Samedi, il a lui aussi tendu la main aux jeunes révolutionnaires aux yeux desquels il apparaît pourtant comme une figure honnie du passé, en se posant comme protecteur du soulèvement. "Il n'y a pas de place pour un retour à l'ancien régime. L'Egypte a changé et on ne peut pas revenir en arrière", a-t-il promis.

Ancien chef d'état-major de l'armée de l'air, puis ministre de l'Aviation civile, le général Chafiq avait été appelé à diriger le gouvernement dans les derniers jours de la présidence Moubarak.

Il est très soutenu parmi la communauté chrétienne copte - près de 10% de la population - inquiète face à la montée de l'islamisme, et a fait campagne sur les thèmes de la sécurité et de la stabilité pour convaincre les nombreux Egyptiens inquiets face à la crise économique et la montée de la criminalité.

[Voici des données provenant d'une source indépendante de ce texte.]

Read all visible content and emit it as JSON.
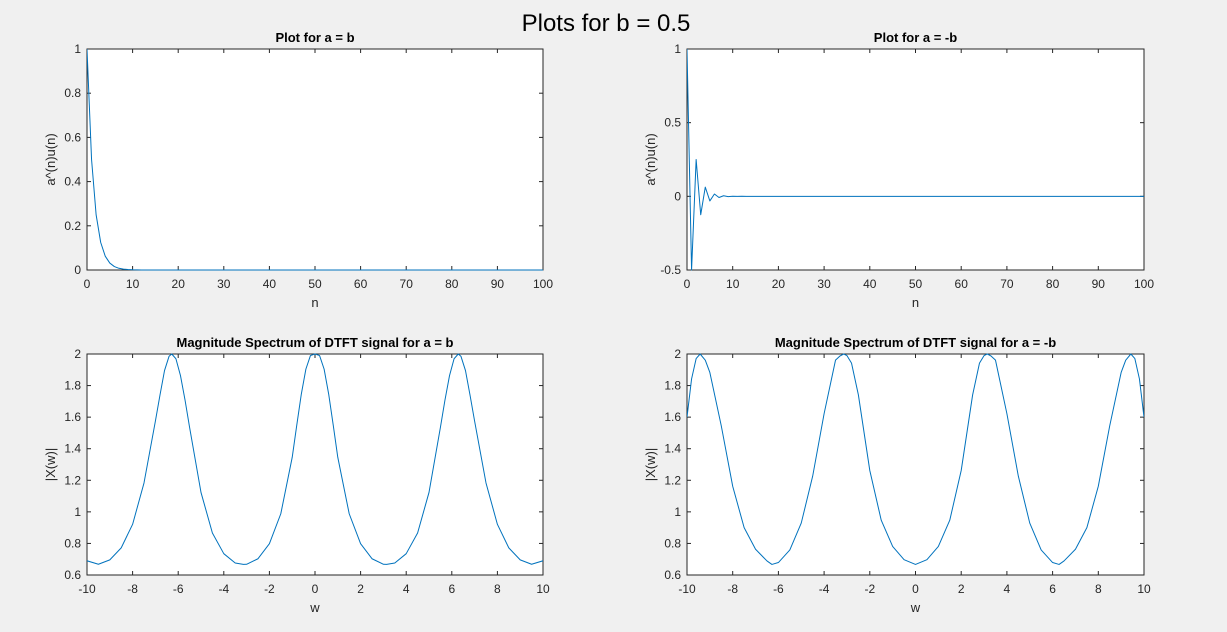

Il est en revanche très impopulaire parmi les mouvements de jeunes qui ont initié la révolte anti-Moubarak l'an dernier, qui l'accusent d'être le candidat des militaires actuellement au pouvoir. Les observateurs lui donnent un léger avantage. Mais les Frères musulmans ont lancé une virulente campagne contre lui vendredi soir, l'accusant de mettre la révolution "en danger".

"Une catastrophe" dans tous les cas. Certains Egyptiens se refusent à choisir entre "le cheikh" et "le général". L'écrivain égyptien Khaled al-Khamissi, auteur du best-seller Taxi, a ainsi d’ores et déjà fait savoir qu’il boycottera le scrutin. "C'est impossible de voter, je refuse totalement les deux. Dans tous les cas, ce sera une catastrophe", analyse-t-il.

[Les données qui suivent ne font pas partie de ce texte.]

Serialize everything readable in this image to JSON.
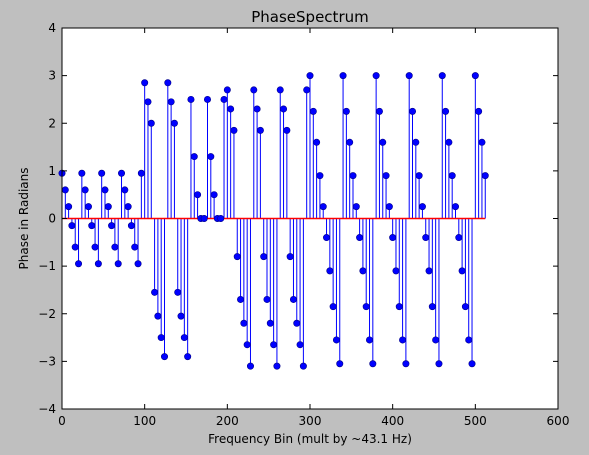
{
  "chart_data": {
    "type": "stem",
    "title": "PhaseSpectrum",
    "xlabel": "Frequency Bin (mult by ~43.1 Hz)",
    "ylabel": "Phase in Radians",
    "xlim": [
      0,
      600
    ],
    "ylim": [
      -4,
      4
    ],
    "x_ticks": [
      "0",
      "100",
      "200",
      "300",
      "400",
      "500",
      "600"
    ],
    "y_ticks": [
      "4",
      "3",
      "2",
      "1",
      "0",
      "−1",
      "−2",
      "−3",
      "−4"
    ],
    "x_tick_values": [
      0,
      100,
      200,
      300,
      400,
      500,
      600
    ],
    "y_tick_values": [
      4,
      3,
      2,
      1,
      0,
      -1,
      -2,
      -3,
      -4
    ],
    "grid": false,
    "colors": {
      "marker": "#0000ff",
      "stem": "#0000ff",
      "baseline": "#ff0000",
      "axes_bg": "#ffffff",
      "figure_bg": "#bfbfbf"
    },
    "series_rule": "x = bins 0..512 step 4; y = phase, zero where |phase| is negligible",
    "x_start": 0,
    "x_stop": 512,
    "x_step": 4,
    "segments": [
      {
        "x_from": 0,
        "x_to": 96,
        "pattern": [
          0.95,
          0.6,
          0.25,
          -0.15,
          -0.6,
          -0.95
        ]
      },
      {
        "x_from": 100,
        "x_to": 152,
        "pattern": [
          2.85,
          2.45,
          2.0,
          -1.55,
          -2.05,
          -2.5,
          -2.9
        ]
      },
      {
        "x_from": 156,
        "x_to": 196,
        "pattern": [
          2.5,
          1.3,
          0.5,
          0.0,
          0.0
        ]
      },
      {
        "x_from": 200,
        "x_to": 296,
        "pattern": [
          2.7,
          2.3,
          1.85,
          -0.8,
          -1.7,
          -2.2,
          -2.65,
          -3.1
        ]
      },
      {
        "x_from": 300,
        "x_to": 512,
        "pattern": [
          3.0,
          2.25,
          1.6,
          0.9,
          0.25,
          -0.4,
          -1.1,
          -1.85,
          -2.55,
          -3.05
        ]
      }
    ]
  }
}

Le prochain président, qui sera élu pour quatre ans, prendra la tête d'un pays en proie depuis l'an dernier à une grave crise économique, qui s'ajoute aux fortes inégalités sociales héritées de l'ancien régime.

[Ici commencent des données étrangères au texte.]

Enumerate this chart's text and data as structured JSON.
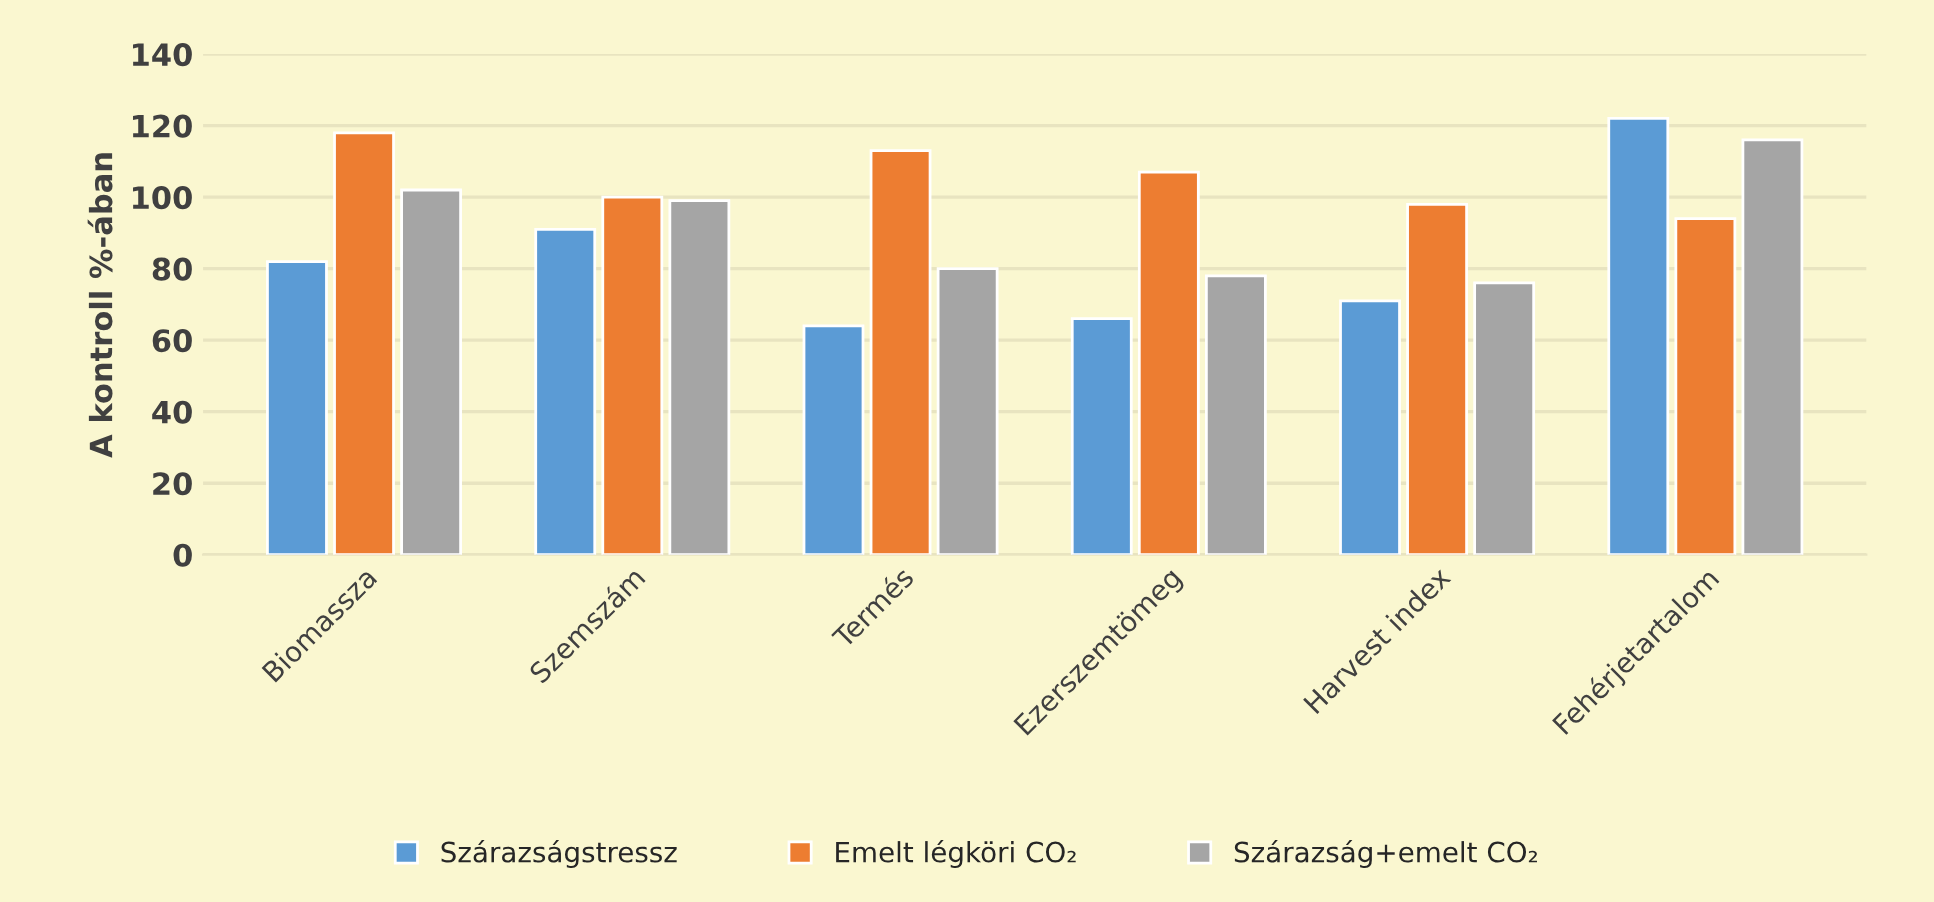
{
  "chart_data": {
    "type": "bar",
    "ylabel": "A kontroll %-ában",
    "categories": [
      "Biomassza",
      "Szemszám",
      "Termés",
      "Ezerszemtömeg",
      "Harvest index",
      "Fehérjetartalom"
    ],
    "series": [
      {
        "name": "Szárazságstressz",
        "color": "#5b9bd5",
        "values": [
          82,
          91,
          64,
          66,
          71,
          122
        ]
      },
      {
        "name": "Emelt légköri CO₂",
        "color": "#ed7d31",
        "values": [
          118,
          100,
          113,
          107,
          98,
          94
        ]
      },
      {
        "name": "Szárazság+emelt CO₂",
        "color": "#a5a5a5",
        "values": [
          102,
          99,
          80,
          78,
          76,
          116
        ]
      }
    ],
    "ylim": [
      0,
      140
    ],
    "yticks": [
      0,
      20,
      40,
      60,
      80,
      100,
      120,
      140
    ],
    "grid": "y",
    "legend": "bottom"
  }
}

Ses pouvoirs sont encore imprécis, l'ancienne Constitution ayant été suspendue et la nouvelle n'ayant pas même commencé d'être rédigée en raison de blocages politiques.

L'armée, qui a pris la direction du pays après le départ de Moubarak, a promis de remettre le pouvoir au futur président avant la fin du moins de juin.